Reading is an important step for help to build memorable worlds. Read in the genre is which you want to write. This will give you ideas on what is being done, but this can lead to imitation. Try to avoid this. Don’t limit your reading. Keep it general. Read many different things like history, geography, cultural anthropology, etc. Mythology is helpful for adding a mythic element to your world. I find “Archaeology” And “Discovering Archaeology” magazine inspiring for ideas. Reading different things gives your brain a broad base of information to create a realistic world for your novel or story.

Another important step that leads to better world building is thinking. Take the time to think through the details of your world. World building isn’t just drawing a map. You must develop many things like a magical system, cultures, religions, and many other elements that make up a viable society. Reading different things helps here, but be careful. Try not to rely on role playing game manuals for your world building. They are insufficient to a writer’s unique imagination. Keep a notebook and write down the details you come up with of your various creations. You might not use all of the information, but it will help you keep track of inconsistencies and bring your world to life.

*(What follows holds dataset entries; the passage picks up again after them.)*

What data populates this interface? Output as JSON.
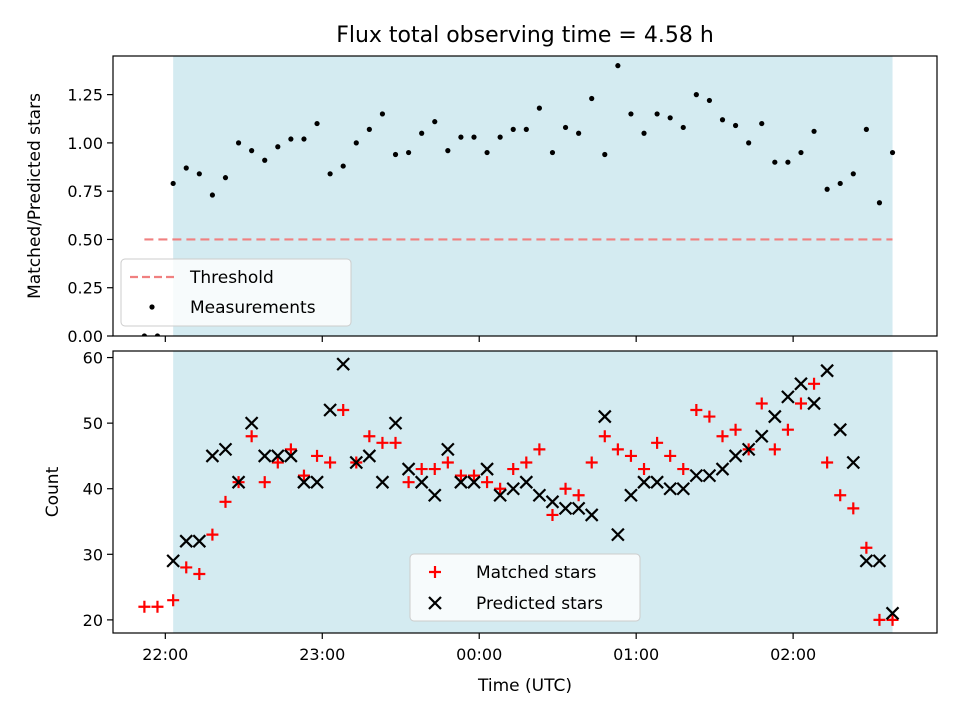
{
  "chart_data": [
    {
      "type": "scatter",
      "title": "Flux total observing time = 4.58 h",
      "xlabel": "",
      "ylabel": "Matched/Predicted stars",
      "ylim": [
        0,
        1.45
      ],
      "yticks": [
        "0.00",
        "0.25",
        "0.50",
        "0.75",
        "1.00",
        "1.25"
      ],
      "x_unit": "minutes after 22:00 UTC",
      "xlim": [
        -20,
        295
      ],
      "observing_window": [
        3,
        278
      ],
      "threshold": 0.5,
      "threshold_range": [
        -8,
        278
      ],
      "threshold_color": "#f08080",
      "window_color": "#d4ebf1",
      "legend": {
        "placement": "lower-left",
        "entries": [
          "Threshold",
          "Measurements"
        ]
      },
      "series": [
        {
          "name": "Measurements",
          "marker": "dot",
          "color": "#000000",
          "x": [
            -8,
            -3,
            3,
            8,
            13,
            18,
            23,
            28,
            33,
            38,
            43,
            48,
            53,
            58,
            63,
            68,
            73,
            78,
            83,
            88,
            93,
            98,
            103,
            108,
            113,
            118,
            123,
            128,
            133,
            138,
            143,
            148,
            153,
            158,
            163,
            168,
            173,
            178,
            183,
            188,
            193,
            198,
            203,
            208,
            213,
            218,
            223,
            228,
            233,
            238,
            243,
            248,
            253,
            258,
            263,
            268,
            273,
            278
          ],
          "y": [
            0.0,
            0.0,
            0.79,
            0.87,
            0.84,
            0.73,
            0.82,
            1.0,
            0.96,
            0.91,
            0.98,
            1.02,
            1.02,
            1.1,
            0.84,
            0.88,
            1.0,
            1.07,
            1.15,
            0.94,
            0.95,
            1.05,
            1.11,
            0.96,
            1.03,
            1.03,
            0.95,
            1.03,
            1.07,
            1.07,
            1.18,
            0.95,
            1.08,
            1.05,
            1.23,
            0.94,
            1.4,
            1.15,
            1.05,
            1.15,
            1.13,
            1.08,
            1.25,
            1.22,
            1.12,
            1.09,
            1.0,
            1.1,
            0.9,
            0.9,
            0.95,
            1.06,
            0.76,
            0.79,
            0.84,
            1.07,
            0.69,
            0.95
          ]
        }
      ]
    },
    {
      "type": "scatter",
      "title": "",
      "xlabel": "Time (UTC)",
      "ylabel": "Count",
      "ylim": [
        18,
        61
      ],
      "yticks": [
        "20",
        "30",
        "40",
        "50",
        "60"
      ],
      "xticks": [
        "22:00",
        "23:00",
        "00:00",
        "01:00",
        "02:00"
      ],
      "x_unit": "minutes after 22:00 UTC",
      "xlim": [
        -20,
        295
      ],
      "observing_window": [
        3,
        278
      ],
      "window_color": "#d4ebf1",
      "legend": {
        "placement": "lower-center",
        "entries": [
          "Matched stars",
          "Predicted stars"
        ]
      },
      "series": [
        {
          "name": "Matched stars",
          "marker": "plus",
          "color": "#ff0000",
          "x": [
            -8,
            -3,
            3,
            8,
            13,
            18,
            23,
            28,
            33,
            38,
            43,
            48,
            53,
            58,
            63,
            68,
            73,
            78,
            83,
            88,
            93,
            98,
            103,
            108,
            113,
            118,
            123,
            128,
            133,
            138,
            143,
            148,
            153,
            158,
            163,
            168,
            173,
            178,
            183,
            188,
            193,
            198,
            203,
            208,
            213,
            218,
            223,
            228,
            233,
            238,
            243,
            248,
            253,
            258,
            263,
            268,
            273,
            278
          ],
          "y": [
            22,
            22,
            23,
            28,
            27,
            33,
            38,
            41,
            48,
            41,
            44,
            46,
            42,
            45,
            44,
            52,
            44,
            48,
            47,
            47,
            41,
            43,
            43,
            44,
            42,
            42,
            41,
            40,
            43,
            44,
            46,
            36,
            40,
            39,
            44,
            48,
            46,
            45,
            43,
            47,
            45,
            43,
            52,
            51,
            48,
            49,
            46,
            53,
            46,
            49,
            53,
            56,
            44,
            39,
            37,
            31,
            20,
            20
          ]
        },
        {
          "name": "Predicted stars",
          "marker": "cross",
          "color": "#000000",
          "x": [
            3,
            8,
            13,
            18,
            23,
            28,
            33,
            38,
            43,
            48,
            53,
            58,
            63,
            68,
            73,
            78,
            83,
            88,
            93,
            98,
            103,
            108,
            113,
            118,
            123,
            128,
            133,
            138,
            143,
            148,
            153,
            158,
            163,
            168,
            173,
            178,
            183,
            188,
            193,
            198,
            203,
            208,
            213,
            218,
            223,
            228,
            233,
            238,
            243,
            248,
            253,
            258,
            263,
            268,
            273,
            278
          ],
          "y": [
            29,
            32,
            32,
            45,
            46,
            41,
            50,
            45,
            45,
            45,
            41,
            41,
            52,
            59,
            44,
            45,
            41,
            50,
            43,
            41,
            39,
            46,
            41,
            41,
            43,
            39,
            40,
            41,
            39,
            38,
            37,
            37,
            36,
            51,
            33,
            39,
            41,
            41,
            40,
            40,
            42,
            42,
            43,
            45,
            46,
            48,
            51,
            54,
            56,
            53,
            58,
            49,
            44,
            29,
            29,
            21
          ]
        }
      ]
    }
  ]
}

I keep such a file on my˛ computer to refer to while working on my novels.

Lastly, research is an important step in building your Fantasy worlds and cultures. It helps create believable worlds by using details about it. Also, it keeps a writer from making silly mistakes. For example, some writers have had horses that can run over fifty miles without rest. A real horse would die from such treatment. You can’t write about a sword maker without some idea on how weapons are made. Research is time consuming but very helpful. A good place to start is in the children’s section of a library. Here you can find books that explain things simply. From there, move on to other books, magazines, and the Internet. Try to confirm a detail you want to use by two independent sources. One caution: =Don’t let the fascination of research take you from your writing. Combining the three steps of reading, thinking about your Fantasy world and research gives a writer a foundation for building a memorable story. With time and patience, you can create a detailed world that will propel your characters to their destinies.

These are just some of the basic techniques for world building. A writer can pick up more as their experience grows. So keep writing and imagine your world to its fullest. Maybe some day you’ll find your world will invoke memories when its name is mentioned.